The Federal Reserve dominated economic news this week, as the central bank prepared America for higher borrowing costs. Citing economic strength despite just 0.5% GDP growth in the first quarter of 2016, the Federal Reserve reiterated its view that June would be an appropriate month to increase its Federal funds rate target. This rate influences the interest rates on many forms of debt, from U.S. Treasuries to mortgages.
Despite frequent hints that another rate hike was around the corner, markets had been pricing in a low probability of such an event, and borrowing costs have stayed extremely low. The 30-year fixed-rate mortgage remained at historic lows and down on a year-over-year basis. A recent Freddie Mac survey of borrowing costs found 30-year mortgages had an average 3.58% interest rate, down from 3.84% a year ago.
Similarly, U.S. Treasury rates remained near all-time lows as market participants expected the Fed to delay a rate hike well into September or further. Markets, however, have swiftly responded to the Fed’s signal that a rate hike is very likely next month. The three-month U.S. Treasury, which was yielding just 0.22% a month ago, saw its yield rise over 36% in the past month.
Most of those gains occurred after the Federal Open Market Committee released minutes to its meeting, which cited strong economic conditions “leaving open the possibility of an increase in the federal funds rate at the June FOMC meeting,” according to the group’s minutes.
New Data
Several economic reports released this week have shown some renewed strength in the economy, which has driven more market participants to expect a June rate hike.

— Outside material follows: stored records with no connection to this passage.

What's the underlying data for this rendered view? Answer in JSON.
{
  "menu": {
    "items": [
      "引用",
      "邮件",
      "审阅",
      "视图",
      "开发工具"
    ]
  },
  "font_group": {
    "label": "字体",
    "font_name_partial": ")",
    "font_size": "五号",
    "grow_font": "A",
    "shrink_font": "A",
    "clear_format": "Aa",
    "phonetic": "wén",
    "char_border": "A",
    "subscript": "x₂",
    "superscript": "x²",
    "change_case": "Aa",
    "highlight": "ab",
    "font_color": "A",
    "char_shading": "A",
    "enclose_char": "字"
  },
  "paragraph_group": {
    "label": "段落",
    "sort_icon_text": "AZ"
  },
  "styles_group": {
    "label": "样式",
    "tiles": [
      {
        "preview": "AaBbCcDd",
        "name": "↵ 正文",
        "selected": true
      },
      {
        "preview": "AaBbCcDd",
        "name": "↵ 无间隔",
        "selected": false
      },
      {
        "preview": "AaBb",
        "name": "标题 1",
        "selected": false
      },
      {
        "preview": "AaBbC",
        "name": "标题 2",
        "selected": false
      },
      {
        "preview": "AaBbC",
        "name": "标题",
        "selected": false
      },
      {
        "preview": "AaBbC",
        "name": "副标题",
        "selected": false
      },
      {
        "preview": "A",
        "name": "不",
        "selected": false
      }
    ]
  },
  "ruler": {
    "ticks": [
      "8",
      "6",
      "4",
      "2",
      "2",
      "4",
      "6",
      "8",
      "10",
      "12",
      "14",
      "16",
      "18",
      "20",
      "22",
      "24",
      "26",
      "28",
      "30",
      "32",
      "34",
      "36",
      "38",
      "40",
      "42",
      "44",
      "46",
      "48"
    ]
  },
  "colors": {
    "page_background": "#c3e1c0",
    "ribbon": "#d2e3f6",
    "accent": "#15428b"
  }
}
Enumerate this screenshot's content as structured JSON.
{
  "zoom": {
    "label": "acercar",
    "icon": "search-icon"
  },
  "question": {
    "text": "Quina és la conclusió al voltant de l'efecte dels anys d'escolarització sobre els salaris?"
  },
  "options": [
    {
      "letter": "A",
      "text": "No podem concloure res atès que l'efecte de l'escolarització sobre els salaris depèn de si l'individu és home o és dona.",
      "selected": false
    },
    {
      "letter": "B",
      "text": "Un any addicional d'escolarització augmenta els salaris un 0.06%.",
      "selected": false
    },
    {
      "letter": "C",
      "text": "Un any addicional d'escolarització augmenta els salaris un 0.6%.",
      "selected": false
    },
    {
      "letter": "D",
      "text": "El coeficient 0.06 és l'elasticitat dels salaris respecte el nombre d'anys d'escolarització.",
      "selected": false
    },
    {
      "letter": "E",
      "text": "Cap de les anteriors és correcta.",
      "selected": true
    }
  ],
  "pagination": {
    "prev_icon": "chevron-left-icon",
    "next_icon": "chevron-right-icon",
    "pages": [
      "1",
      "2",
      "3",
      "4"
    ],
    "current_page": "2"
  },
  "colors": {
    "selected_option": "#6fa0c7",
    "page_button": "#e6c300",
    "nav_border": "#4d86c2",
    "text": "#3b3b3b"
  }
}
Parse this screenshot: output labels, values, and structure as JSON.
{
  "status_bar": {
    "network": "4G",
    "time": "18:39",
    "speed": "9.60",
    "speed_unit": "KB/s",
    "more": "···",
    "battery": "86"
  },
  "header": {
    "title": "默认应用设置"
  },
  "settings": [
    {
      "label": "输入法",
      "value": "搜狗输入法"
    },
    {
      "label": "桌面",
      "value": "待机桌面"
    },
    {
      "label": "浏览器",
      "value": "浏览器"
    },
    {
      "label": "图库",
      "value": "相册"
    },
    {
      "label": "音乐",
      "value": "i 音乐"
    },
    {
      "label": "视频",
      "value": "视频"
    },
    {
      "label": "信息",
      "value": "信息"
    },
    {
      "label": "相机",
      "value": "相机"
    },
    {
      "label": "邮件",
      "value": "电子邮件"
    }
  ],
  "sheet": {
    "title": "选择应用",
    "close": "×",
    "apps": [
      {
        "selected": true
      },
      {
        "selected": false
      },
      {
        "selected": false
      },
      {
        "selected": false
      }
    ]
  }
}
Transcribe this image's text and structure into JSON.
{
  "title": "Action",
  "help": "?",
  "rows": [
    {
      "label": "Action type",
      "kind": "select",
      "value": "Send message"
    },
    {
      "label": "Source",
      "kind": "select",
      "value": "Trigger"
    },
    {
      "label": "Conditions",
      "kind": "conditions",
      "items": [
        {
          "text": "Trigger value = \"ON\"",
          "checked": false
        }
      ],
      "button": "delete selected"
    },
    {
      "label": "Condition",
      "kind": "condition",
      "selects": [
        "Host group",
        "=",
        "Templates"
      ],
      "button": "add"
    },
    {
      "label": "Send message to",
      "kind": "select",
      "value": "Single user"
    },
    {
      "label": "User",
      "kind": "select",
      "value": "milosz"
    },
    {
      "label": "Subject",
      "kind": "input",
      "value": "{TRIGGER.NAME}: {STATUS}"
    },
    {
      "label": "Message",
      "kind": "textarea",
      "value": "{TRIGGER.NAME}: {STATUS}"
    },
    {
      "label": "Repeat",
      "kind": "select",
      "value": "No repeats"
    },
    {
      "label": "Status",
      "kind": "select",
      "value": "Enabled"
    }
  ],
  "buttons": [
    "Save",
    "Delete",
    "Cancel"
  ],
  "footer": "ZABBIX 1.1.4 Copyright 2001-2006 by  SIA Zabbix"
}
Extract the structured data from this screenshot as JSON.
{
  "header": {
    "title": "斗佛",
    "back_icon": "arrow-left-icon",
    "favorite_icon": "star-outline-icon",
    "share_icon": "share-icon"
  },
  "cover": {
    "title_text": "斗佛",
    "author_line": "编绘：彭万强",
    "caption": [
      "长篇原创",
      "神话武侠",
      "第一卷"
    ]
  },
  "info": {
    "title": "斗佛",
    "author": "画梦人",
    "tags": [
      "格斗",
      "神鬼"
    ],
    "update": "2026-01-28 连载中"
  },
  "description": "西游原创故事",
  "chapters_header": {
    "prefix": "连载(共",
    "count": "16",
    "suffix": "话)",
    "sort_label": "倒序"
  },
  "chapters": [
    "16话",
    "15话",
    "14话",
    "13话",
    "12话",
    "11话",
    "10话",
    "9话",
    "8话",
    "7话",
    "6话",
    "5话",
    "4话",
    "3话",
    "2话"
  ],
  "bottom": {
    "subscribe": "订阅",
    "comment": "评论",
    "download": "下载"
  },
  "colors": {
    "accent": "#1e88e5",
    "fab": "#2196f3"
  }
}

The Conference Board’s Leading Economic Index (LEI) rose to 0.6% in April, after being 0% in March. The increase was above expectations. This index, which incorporates manufacturing, employment, housing, credit, and stock data, showed renewed improvement, with only consumer spending showing softness.
“The U.S. LEI picked up sharply in April, with all components except consumer expectations contributing to the rebound from an essentially flat first quarter,” said Conference Board executive Ataman Ozyildirim.
Meanwhile, some data from the Federal Reserve has also showed renewed strength. The Chicago Fed’s National Activity Index rose to 0.10 in April after showing -0.55 the prior month. The Philadelphia Federal Reserve’s survey of business outlook, which measures businesses’ economic sentiment, fell from -1.6 in April to -1.8 in May, despite expectations of an increase into positive territory, however.
The labor market also showed hints of renewed strength, as initial jobless claims fell to 278,000, although the decline was less than expected.